On the flip side to that, don’t spend ALL your time exercising. It’s essential your body has time to relax, especially if you’re stressed. Even though you may experience a rush of endorphins from exercise, doesn’t mean that using muscles are still experiencing a stress from physical use/overuse.
7) Reduce screen time – as we all know by now, screen time (and blue light) can affect sleep quality. But, it’s also important we do other things in addition to watching YouTube, Netflix or working. Even if it’s just staring out your window, doing some mindfulness or chatting to your partner, give your eyes a rest.
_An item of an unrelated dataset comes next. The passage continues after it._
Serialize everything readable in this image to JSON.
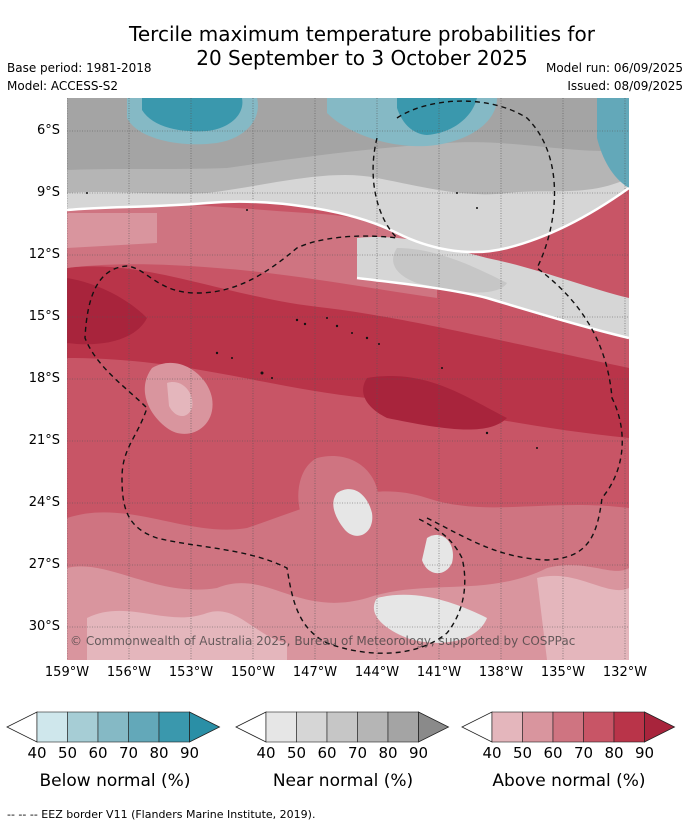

8) Do one domestic activity a day – I know. You thought you’d escaped someone telling you to clean your room. I’m sorry. But even if it’s cleaning the dishes, vacuuming, doing one load of laundry… try to keep on top of your domestic duties otherwise they can quickly build up. It’s also more calming to live in a aesthetically calm environment (or at least in the environment you’re used to).
9) Take your medication – this applies for everyone who takes regular medication obviously. Now is not the time to be experimental in whether you actually ‘need’ to take your medication or not. Taking medication is actually quite routine based for us and adds an additional sense of normality. Disclaimer: Ensure you always speak to your doctor about any medications you are taking.
10) Be kind to yourself – A phrase that is often said but what does that look like? The concept of self-care is often misused on social media. It’s not all facemasks and bubble baths. Maintaining a routine can be considered self-care. It’s okay to feel like this is a complete mess. It’s okay to feel whatever emotions you are feeling. If it feels like it is becoming too much, you can contact your GP, or charities such as Mind, the Samaritans or even a friend or family member. Let’s be kind to each other and to ourselves and remember we are all in this together.